Anyone who talks about the causes of climate change cannot avoid one central concept: the greenhouse effect. This effect owes its name to the comparison of the earth with a garden greenhouse. Put simply: just as glass keeps the heat in the greenhouse, the greenhouse gases in the atmosphere keep the heat on earth. Greenhouse gases include carbon dioxide (CO₂), methane and nitrous oxide. They hold back some of the sun’s rays reflected back from the earth and thus contribute to the warming of the planet.

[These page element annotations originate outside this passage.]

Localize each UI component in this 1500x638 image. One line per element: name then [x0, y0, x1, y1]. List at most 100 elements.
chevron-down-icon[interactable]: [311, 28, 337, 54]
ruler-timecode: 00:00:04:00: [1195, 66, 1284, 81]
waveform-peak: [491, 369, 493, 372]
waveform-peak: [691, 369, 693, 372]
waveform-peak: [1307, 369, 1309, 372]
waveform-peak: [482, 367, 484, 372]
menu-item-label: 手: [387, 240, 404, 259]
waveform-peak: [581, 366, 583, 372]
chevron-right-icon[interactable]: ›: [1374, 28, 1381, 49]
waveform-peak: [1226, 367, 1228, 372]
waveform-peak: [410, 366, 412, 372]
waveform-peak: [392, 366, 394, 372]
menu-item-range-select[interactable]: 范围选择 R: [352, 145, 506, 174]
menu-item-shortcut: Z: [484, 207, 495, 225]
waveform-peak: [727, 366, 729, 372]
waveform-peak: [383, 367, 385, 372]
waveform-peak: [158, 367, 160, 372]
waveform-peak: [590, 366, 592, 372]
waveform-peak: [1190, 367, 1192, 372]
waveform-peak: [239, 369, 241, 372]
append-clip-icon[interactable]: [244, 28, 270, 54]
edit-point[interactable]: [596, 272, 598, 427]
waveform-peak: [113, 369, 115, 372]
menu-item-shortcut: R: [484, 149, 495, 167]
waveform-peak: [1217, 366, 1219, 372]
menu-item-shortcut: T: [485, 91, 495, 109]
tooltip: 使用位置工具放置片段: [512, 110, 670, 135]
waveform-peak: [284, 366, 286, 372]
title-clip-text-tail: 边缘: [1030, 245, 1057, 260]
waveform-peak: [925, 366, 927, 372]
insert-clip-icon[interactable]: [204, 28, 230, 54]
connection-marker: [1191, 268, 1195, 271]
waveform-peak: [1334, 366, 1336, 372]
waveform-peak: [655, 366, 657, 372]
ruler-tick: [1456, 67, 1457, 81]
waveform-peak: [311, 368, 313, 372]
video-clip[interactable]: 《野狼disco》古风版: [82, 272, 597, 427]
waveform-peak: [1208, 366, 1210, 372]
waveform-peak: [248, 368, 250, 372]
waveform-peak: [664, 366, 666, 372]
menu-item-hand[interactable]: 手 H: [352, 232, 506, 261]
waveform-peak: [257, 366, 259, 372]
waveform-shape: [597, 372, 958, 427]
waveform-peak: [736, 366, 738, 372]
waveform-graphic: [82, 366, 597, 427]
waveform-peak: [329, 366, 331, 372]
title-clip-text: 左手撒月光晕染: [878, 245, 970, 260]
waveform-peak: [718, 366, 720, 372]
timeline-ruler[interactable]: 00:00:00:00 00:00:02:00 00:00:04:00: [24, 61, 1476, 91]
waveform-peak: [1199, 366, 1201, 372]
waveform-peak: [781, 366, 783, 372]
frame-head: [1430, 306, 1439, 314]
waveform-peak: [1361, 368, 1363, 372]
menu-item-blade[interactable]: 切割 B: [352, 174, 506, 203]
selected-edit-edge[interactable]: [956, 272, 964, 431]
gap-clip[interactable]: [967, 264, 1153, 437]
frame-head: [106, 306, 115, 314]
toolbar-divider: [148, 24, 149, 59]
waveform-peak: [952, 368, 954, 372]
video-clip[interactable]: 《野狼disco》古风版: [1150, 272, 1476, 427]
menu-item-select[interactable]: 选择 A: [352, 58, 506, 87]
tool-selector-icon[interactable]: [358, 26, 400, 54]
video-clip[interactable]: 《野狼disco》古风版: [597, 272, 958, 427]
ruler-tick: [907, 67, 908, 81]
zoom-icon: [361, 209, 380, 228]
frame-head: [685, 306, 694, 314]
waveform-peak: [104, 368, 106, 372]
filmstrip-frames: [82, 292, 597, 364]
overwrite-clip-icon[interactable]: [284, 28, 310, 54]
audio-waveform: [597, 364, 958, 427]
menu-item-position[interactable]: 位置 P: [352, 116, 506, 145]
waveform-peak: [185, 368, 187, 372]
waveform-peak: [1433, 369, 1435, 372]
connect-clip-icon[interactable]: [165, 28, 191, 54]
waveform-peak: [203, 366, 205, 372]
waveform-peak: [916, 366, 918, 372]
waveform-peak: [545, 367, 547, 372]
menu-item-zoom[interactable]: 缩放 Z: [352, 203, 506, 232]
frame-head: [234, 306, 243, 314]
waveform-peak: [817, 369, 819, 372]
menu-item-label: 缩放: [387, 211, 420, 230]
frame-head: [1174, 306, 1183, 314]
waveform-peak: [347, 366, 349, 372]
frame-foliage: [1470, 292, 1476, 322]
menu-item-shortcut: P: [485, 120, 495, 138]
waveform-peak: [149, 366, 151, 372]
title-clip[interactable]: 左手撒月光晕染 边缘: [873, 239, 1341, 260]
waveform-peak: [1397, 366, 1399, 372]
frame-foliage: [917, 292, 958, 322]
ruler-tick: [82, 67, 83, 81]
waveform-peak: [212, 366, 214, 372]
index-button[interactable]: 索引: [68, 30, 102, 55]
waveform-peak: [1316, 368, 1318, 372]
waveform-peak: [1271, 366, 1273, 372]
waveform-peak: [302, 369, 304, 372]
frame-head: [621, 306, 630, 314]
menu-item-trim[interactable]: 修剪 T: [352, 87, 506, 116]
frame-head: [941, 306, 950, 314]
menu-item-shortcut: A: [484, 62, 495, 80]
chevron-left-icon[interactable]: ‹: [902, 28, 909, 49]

Without the natural greenhouse effect, it would be freezing cold on earth – researchers estimate that the average temperature would be -18 degrees Celsius, today it is +15 degrees Celsius. The problem: In addition to the natural greenhouse effect, there is also the man-made greenhouse effect. The most important cause of this human-created effect is the burning of fossil fuels such as coal or oil, releasing large quantities of CO₂. The CO₂ content of the atmosphere is constantly reaching new highs – and consequently the greenhouse effect is intensifying accordingly. The concentration of other greenhouse gases such as methane and nitrous oxide has also increased significantly – mainly due to the expansion of agriculture.
As a result, the average global temperature has already risen by more than 1 degree Celsius since the beginning of industrialization. Well-known climate researchers agree that this increase is due to humans. “There can never be absolute certainty – but the probability that humans are responsible for global warming is extremely high, close to 100 percent,” said Prof. Mojib Latif from the GEOMAR Helmholtz Center for Ocean Research in Kiel, for example, in an interview.
Prof. Ottmar Edenhofer, Director of the Potsdam Institute for Climate Impact Research and member of the independent Volkswagen Sustainability Advisory Board, expressed similar views. He said: “Today it is one of the best scientifically proven findings that mankind bears a decisive responsibility for the rise in global mean temperatures and climate change through the burning of oil and gas and through deforestation.” The speed of change is unique in the history of mankind.
Statistics show, June 2019 was the world’s hottest month since temperature records began in 1880. In Europe, June was more than two degrees above average. And: since 1950, the global average temperature has already risen by 1.32 degrees Celsius. Since 1850 it has risen by as much as 1.53 degrees Celsius.